Las películas del Oeste venidas de Hollywood de los años pasados nos tenían acostumbrados a que los rubios, conquistadores, aventureros y gambusinos, eran los “buenos” y a los indios les tocaba siempre el papel de perversos, vengativos, despiadados, en una palabra, ellos eran siempre los “malos”. Por eso cuando Cristo nos regala sus parábolas, tendremos que estar pendiente de a quién iban dirigidas. En esta ocasión el mensaje va dirigido directamente a los dirigentes religiosos del pueblo hebreo, a saber, los ancianos o senadores. Éstos eran grandes latifundistas, que se consideraban la aristocracia de toda Palestina y los sumos sacerdotes que ocupaban los más importantes escaños en el templo de Jerusalén del que obtenían pingues beneficios. Ellos juntamente con los fariseos, se consideraban los únicos “buenos” en Israel, capaces de hacer los rezos, los ritos, los diezmos, los ayunos mandados por la Ley de Moisés, como si la piedad pudiera medirse y pesarse por horas. Se consideraban a sí mismo como los paladines del cumplimiento de la Ley de Dios, pero sólo en un aspecto, pues el amor de Dios y la justicia, el amor al prójimo, la fraternidad y la solidaridad, no eran precisamente su fuerte, pues tenían muchos intereses económicos que defender.

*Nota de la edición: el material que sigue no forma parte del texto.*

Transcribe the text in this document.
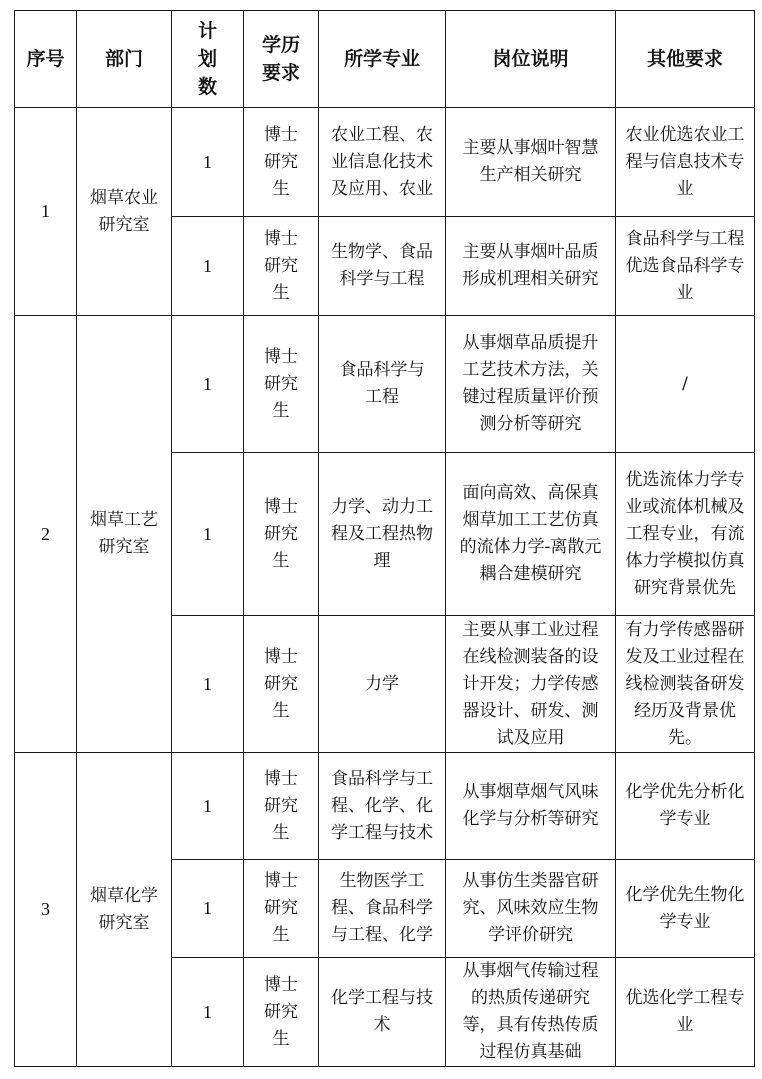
序号	部门	计划数	学历要求	所学专业	岗位说明	其他要求
1	烟草农业研究室	1	博士研究生	农业工程、农业信息化技术及应用、农业	主要从事烟叶智慧生产相关研究	农业优选农业工程与信息技术专业
		1	博士研究生	生物学、食品科学与工程	主要从事烟叶品质形成机理相关研究	食品科学与工程优选食品科学专业
2	烟草工艺研究室	1	博士研究生	食品科学与工程	从事烟草品质提升工艺技术方法，关键过程质量评价预测分析等研究	/
		1	博士研究生	力学、动力工程及工程热物理	面向高效、高保真烟草加工工艺仿真的流体力学-离散元耦合建模研究	优选流体力学专业或流体机械及工程专业，有流体力学模拟仿真研究背景优先
		1	博士研究生	力学	主要从事工业过程在线检测装备的设计开发；力学传感器设计、研发、测试及应用	有力学传感器研发及工业过程在线检测装备研发经历及背景优先。
3	烟草化学研究室	1	博士研究生	食品科学与工程、化学、化学工程与技术	从事烟草烟气风味化学与分析等研究	化学优先分析化学专业
		1	博士研究生	生物医学工程、食品科学与工程、化学	从事仿生类器官研究、风味效应生物学评价研究	化学优先生物化学专业
		1	博士研究生	化学工程与技术	从事烟气传输过程的热质传递研究等，具有传热传质过程仿真基础	优选化学工程专业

Y así se expresaban muy mal del pueblo, que no era capaz de una vida de “piedad” como ellos. Pero si así se expresaban del pueblo, lo hacían de una manera pérfida y despiadada de dos clases de personas a las que consideraban como la peor ralea de este mundo, como eran los recaudadores de hacienda para Roma, los “publicanos” y las prostitutas que por vender su cuerpo al mejor postor los consideraban como fuera del pueblo judío. Esas dos categorías de gentes eran “los malos” del pueblo hebreo. Pero a los ojos de Cristo, los papeles eran totalmente al revés, y así se los expresó, pues Juan Bautista les había hablado de la justicia, de la necesidad de un cambio de vida conforme a la voluntad de Dios y los escribas, saduceos y fariseos ni le hicieron caso, ni se arrepintieron y al final lo mataron, en cambio, el pueblo fiel, el pueblo creyente, sí le creyó al Bautista, se hicieron bautizar por él, cambiaron sus vidas, confesaron sus pecados y atrajeron la mirada del Dios Altísimo. Cristo les anunció entonces que los publicanos y las prostitutas ya se les habían adelantado en el camino del Reino de Dios.

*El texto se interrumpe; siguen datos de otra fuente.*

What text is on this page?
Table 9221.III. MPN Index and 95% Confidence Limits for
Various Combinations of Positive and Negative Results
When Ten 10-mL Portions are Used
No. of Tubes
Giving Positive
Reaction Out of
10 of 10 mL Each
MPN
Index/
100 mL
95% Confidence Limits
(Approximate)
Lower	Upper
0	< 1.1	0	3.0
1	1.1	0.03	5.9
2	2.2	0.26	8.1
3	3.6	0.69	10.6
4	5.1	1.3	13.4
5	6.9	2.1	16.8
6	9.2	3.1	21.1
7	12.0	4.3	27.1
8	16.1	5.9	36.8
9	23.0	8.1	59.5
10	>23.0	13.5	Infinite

Puestas así las cosas, ahora sí podremos entender la parábola de Cristo y sacar una conclusión para nuestra propia vida. Se trata de un padre de familia que invitó a sus hijos a trabajar en su viña y el primero le dijo: “Sí, cómo no, ahorita voy, no me tardo, es más allá espérame y ahí te caigo” pero no fue. En cambio el segundo refunfuñó en seguida y dijo: “Siempre me mandas a mí, ya búscate otro tarugo, ya déjame a mí en paz, que vaya mi hermano”, pero después pensando mejor las cosas, se decidió, tomó su azadón y se fue gustoso a trabajar en la viña de la familia.

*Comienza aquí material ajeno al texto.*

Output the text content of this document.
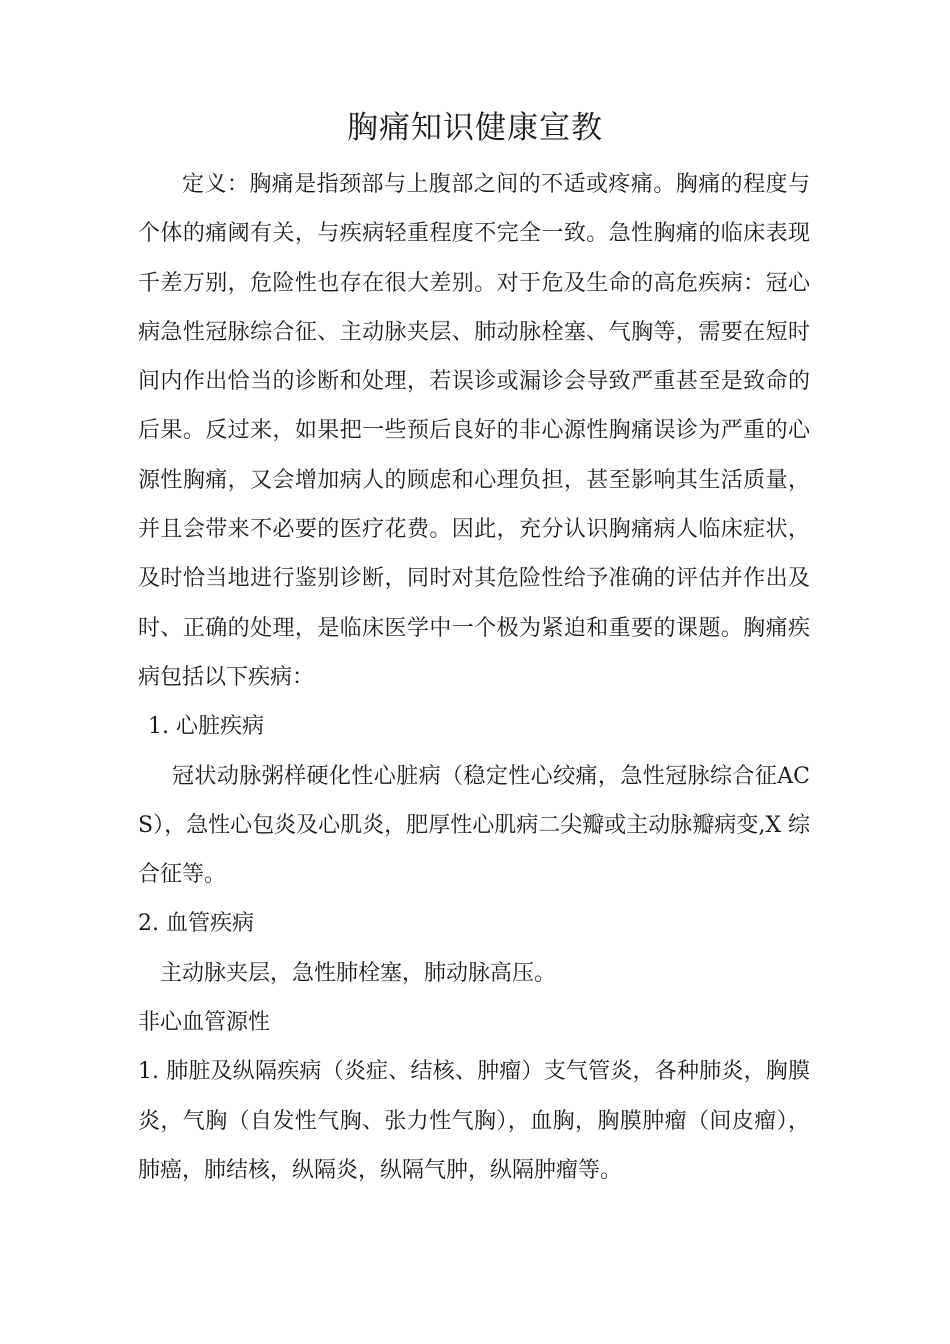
胸痛知识健康宣教

定义：胸痛是指颈部与上腹部之间的不适或疼痛。胸痛的程度与个体的痛阈有关，与疾病轻重程度不完全一致。急性胸痛的临床表现千差万别，危险性也存在很大差别。对于危及生命的高危疾病：冠心病急性冠脉综合征、主动脉夹层、肺动脉栓塞、气胸等，需要在短时间内作出恰当的诊断和处理，若误诊或漏诊会导致严重甚至是致命的后果。反过来，如果把一些预后良好的非心源性胸痛误诊为严重的心源性胸痛，又会增加病人的顾虑和心理负担，甚至影响其生活质量，并且会带来不必要的医疗花费。因此，充分认识胸痛病人临床症状，及时恰当地进行鉴别诊断，同时对其危险性给予准确的评估并作出及时、正确的处理，是临床医学中一个极为紧迫和重要的课题。胸痛疾病包括以下疾病：

1. 心脏疾病

冠状动脉粥样硬化性心脏病（稳定性心绞痛，急性冠脉综合征ACS），急性心包炎及心肌炎，肥厚性心肌病二尖瓣或主动脉瓣病变,X 综合征等。

2. 血管疾病

主动脉夹层，急性肺栓塞，肺动脉高压。

非心血管源性

1. 肺脏及纵隔疾病（炎症、结核、肿瘤）支气管炎，各种肺炎，胸膜炎，气胸（自发性气胸、张力性气胸），血胸，胸膜肿瘤（间皮瘤），肺癌，肺结核，纵隔炎，纵隔气肿，纵隔肿瘤等。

Para nosotros, creo que también se impone un cambio en nuestras vidas de cristianos, pues no hay equilibrio entre nuestros actos de piedad y la justicia, el interés por los hermanos y la comunidad, la solidaridad con los más desprotegidos e incluso nuestra aportación al bien de la comunidad política y económica de nuestros países deja mucho que desear. Se impone un encuentro personal con el plan de salvación y de amor del Padre, sintiendo que Cristo aún a costa de su propia vida, mostró lo que es el ejemplo de los hijos. El Papa lo expresaba mejor que yo a los jóvenes en Madrid: “Permanecer en el amor de Dios significa entonces vivir arraigados en la fe, porque la fe no es la simple aceptación de unas verdades abstractas, sino una relación íntima con Cristo que nos lleva a abrir nuestro corazón a este misterio de amor y a vivir como personas que se saben amadas por Dios”.